Pro-Assad forces celebrated in southern Syria on Saturday, raising regime flags at the Nassib border crossing with Jordan for the first time since 2015.

Meanwhile, about 320,000 people — displaced since June 19 by the pro-Assad ground assaults and Russian and regime bombing of Daraa Province — are considering whether to return to their homes.

On Friday, rebels in most of Daraa, where the Syrian uprising began in March 2011, agreed a surrender with Russian officers. They will give up their heavy weapons in return for a Russian guarantee of the safe return of the displaced.

See Syria Daily, July 7: Rebels Agree to Surrender Deal in South

The regime hosted a media tour of the Naseeb crossing yesterday, with photos of Bashar al-Assad placed on a checkpoint at the entrance. Dozen of regime soldiers, accompanied by Russian military police and armored vehicles with the Russian flag, were on patrol.

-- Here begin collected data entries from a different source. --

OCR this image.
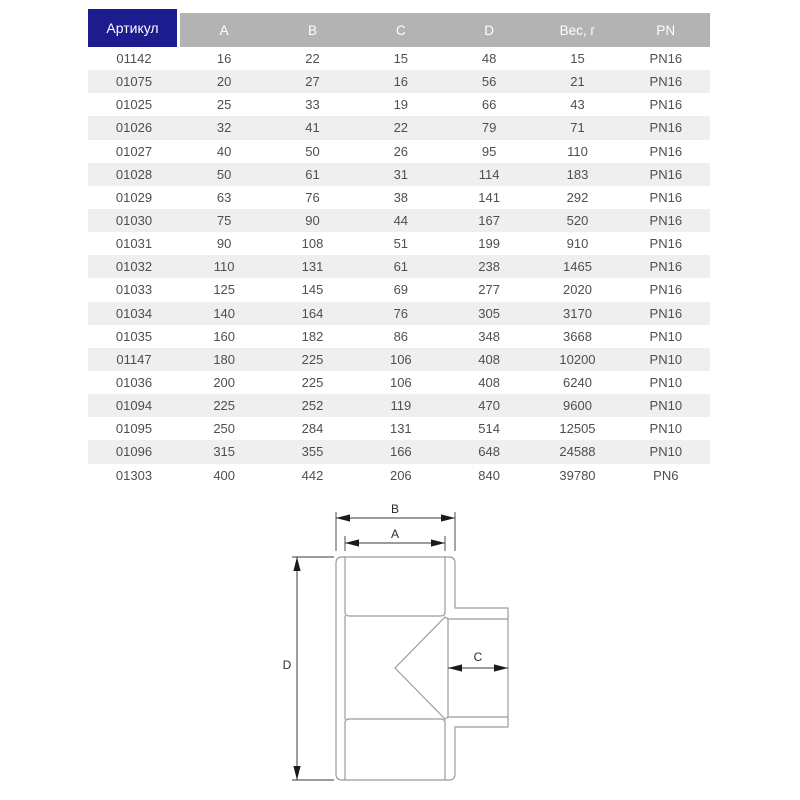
Артикул	A	B	C	D	Вес, г	PN
01142	16	22	15	48	15	PN16
01075	20	27	16	56	21	PN16
01025	25	33	19	66	43	PN16
01026	32	41	22	79	71	PN16
01027	40	50	26	95	110	PN16
01028	50	61	31	114	183	PN16
01029	63	76	38	141	292	PN16
01030	75	90	44	167	520	PN16
01031	90	108	51	199	910	PN16
01032	110	131	61	238	1465	PN16
01033	125	145	69	277	2020	PN16
01034	140	164	76	305	3170	PN16
01035	160	182	86	348	3668	PN10
01147	180	225	106	408	10200	PN10
01036	200	225	106	408	6240	PN10
01094	225	252	119	470	9600	PN10
01095	250	284	131	514	12505	PN10
01096	315	355	166	648	24588	PN10
01303	400	442	206	840	39780	PN6
B
A
D
C
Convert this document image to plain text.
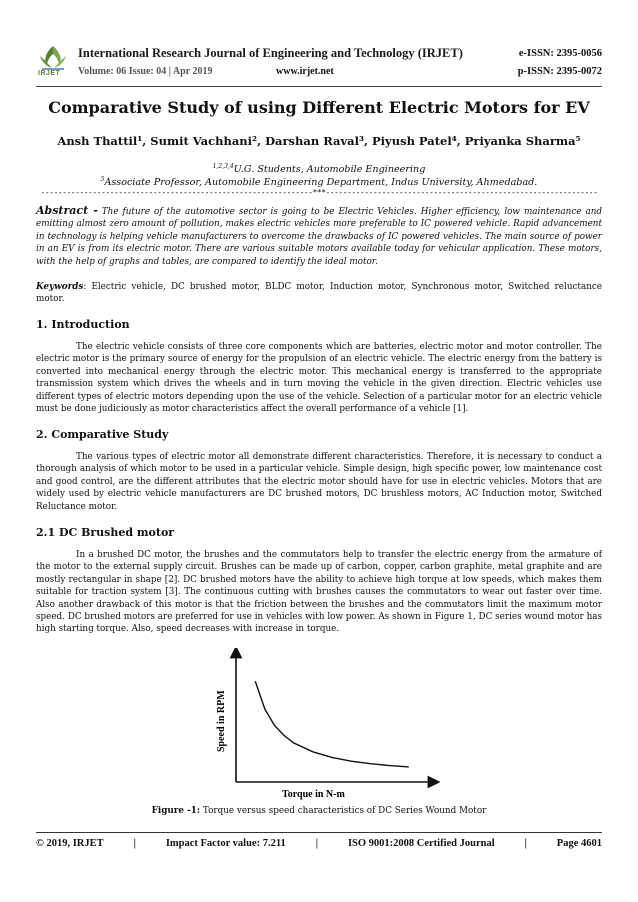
IRJET
International Research Journal of Engineering and Technology (IRJET)	e-ISSN: 2395-0056
Volume: 06 Issue: 04 | Apr 2019	www.irjet.net	p-ISSN: 2395-0072
Comparative Study of using Different Electric Motors for EV
Ansh Thattil¹, Sumit Vachhani², Darshan Raval³, Piyush Patel⁴, Priyanka Sharma⁵
$^{1,2,3,4}$U.G. Students, Automobile Engineering
$^5$Associate Professor, Automobile Engineering Department, Indus University, Ahmedabad.
---------------------------------------------------------------***---------------------------------------------------------------
Abstract - The future of the automotive sector is going to be Electric Vehicles. Higher efficiency, low maintenance and emitting almost zero amount of pollution, makes electric vehicles more preferable to IC powered vehicle. Rapid advancement in technology is helping vehicle manufacturers to overcome the drawbacks of IC powered vehicles. The main source of power in an EV is from its electric motor. There are various suitable motors available today for vehicular application. These motors, with the help of graphs and tables, are compared to identify the ideal motor.
Keywords: Electric vehicle, DC brushed motor, BLDC motor, Induction motor, Synchronous motor, Switched reluctance motor.
1. Introduction
The electric vehicle consists of three core components which are batteries, electric motor and motor controller. The electric motor is the primary source of energy for the propulsion of an electric vehicle. The electric energy from the battery is converted into mechanical energy through the electric motor. This mechanical energy is transferred to the appropriate transmission system which drives the wheels and in turn moving the vehicle in the given direction. Electric vehicles use different types of electric motors depending upon the use of the vehicle. Selection of a particular motor for an electric vehicle must be done judiciously as motor characteristics affect the overall performance of a vehicle [1].
2. Comparative Study
The various types of electric motor all demonstrate different characteristics. Therefore, it is necessary to conduct a thorough analysis of which motor to be used in a particular vehicle. Simple design, high specific power, low maintenance cost and good control, are the different attributes that the electric motor should have for use in electric vehicles. Motors that are widely used by electric vehicle manufacturers are DC brushed motors, DC brushless motors, AC Induction motor, Switched Reluctance motor.
2.1 DC Brushed motor
In a brushed DC motor, the brushes and the commutators help to transfer the electric energy from the armature of the motor to the external supply circuit. Brushes can be made up of carbon, copper, carbon graphite, metal graphite and are mostly rectangular in shape [2]. DC brushed motors have the ability to achieve high torque at low speeds, which makes them suitable for traction system [3]. The continuous cutting with brushes causes the commutators to wear out faster over time. Also another drawback of this motor is that the friction between the brushes and the commutators limit the maximum motor speed. DC brushed motors are preferred for use in vehicles with low power. As shown in Figure 1, DC series wound motor has high starting torque. Also, speed decreases with increase in torque.
Speed in RPM
Torque in N-m
Figure -1: Torque versus speed characteristics of DC Series Wound Motor
© 2019, IRJET	|	Impact Factor value: 7.211	|	ISO 9001:2008 Certified Journal	|	Page 4601
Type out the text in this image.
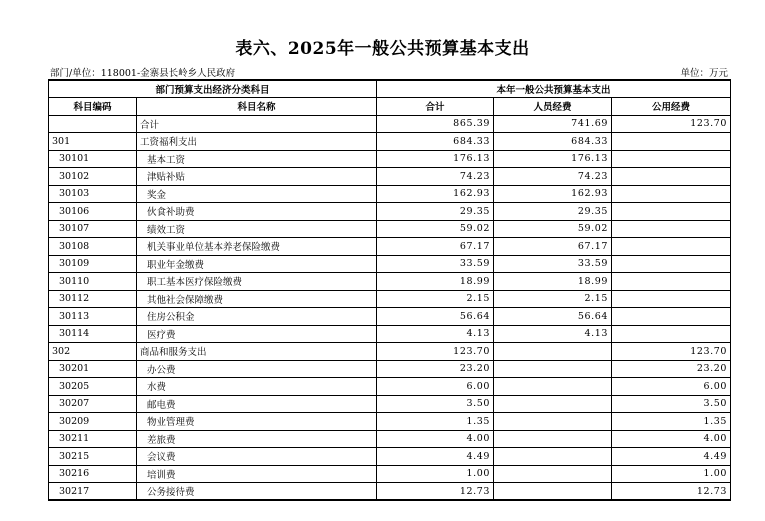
表六、2025年一般公共预算基本支出
部门/单位：118001-金寨县长岭乡人民政府	单位：万元
部门预算支出经济分类科目		本年一般公共预算基本支出		
科目编码	科目名称	合计	人员经费	公用经费
	合计	865.39	741.69	123.70
301	工资福利支出	684.33	684.33	
30101	基本工资	176.13	176.13	
30102	津贴补贴	74.23	74.23	
30103	奖金	162.93	162.93	
30106	伙食补助费	29.35	29.35	
30107	绩效工资	59.02	59.02	
30108	机关事业单位基本养老保险缴费	67.17	67.17	
30109	职业年金缴费	33.59	33.59	
30110	职工基本医疗保险缴费	18.99	18.99	
30112	其他社会保障缴费	2.15	2.15	
30113	住房公积金	56.64	56.64	
30114	医疗费	4.13	4.13	
302	商品和服务支出	123.70		123.70
30201	办公费	23.20		23.20
30205	水费	6.00		6.00
30207	邮电费	3.50		3.50
30209	物业管理费	1.35		1.35
30211	差旅费	4.00		4.00
30215	会议费	4.49		4.49
30216	培训费	1.00		1.00
30217	公务接待费	12.73		12.73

A convoy of tanks and vehicles, with hundreds of forces and regime flags, appeared to be moving towards western Daraa Province, where the opposition still holds several towns. A commander said, “I believe they will decide to return to the state’s embrace, and if they are late in doing so, then we are ready to end it militarily.”

“Russia and Regime Offer No Safety”

Unconfirmed claims said about 28,000 people are returning to homes in eastern Daraa Province, and Jordanian army and civilian medical workers on the border — where about 60,000 are gathered — reported a sharp drop in the number of cases they received after the announcement of Friday’s capitulation deal.

But many of those in makeshift camps showed no intention of returning.

Umm Abdul Salam fled with her husband, son, and daughter when the village of Hirak was bombed last week. “For God’s sake, let us in. We don’t want food or water and we just want safety,” she pleaded to Jordanian troops at the Jaber crossing.

“There is no word of what happened to the people who returned yesterday,” she said. “Many families who returned to their areas have been killed by the regime and the militias even after four or five months.”

About 160,000 people have gathered near the Israeli-occupied Golan Heights. Both Jordan and Israel are denying entry, although the Israeli Defense Forces have been providing humanitarian assistance such as food, medicine, and clothes.

Osama al-Homsi, 26, said he was hesitant to return to his hometown of Jeeza:

Of course I support the agreement to stop the fighting and bloodshed. “But what is frightening is that it comes with no UN guarantees….The Russian and the Syrian regime offer no safety….[Only] if we are guaranteed that no one will pursue us, will we want to return.

After past recaptures of opposition territory, such as eastern Aleppo city in December 2016 and East Ghouta near Damascus in April, regime forces have abducted, detained, and forcibly conscripted residents.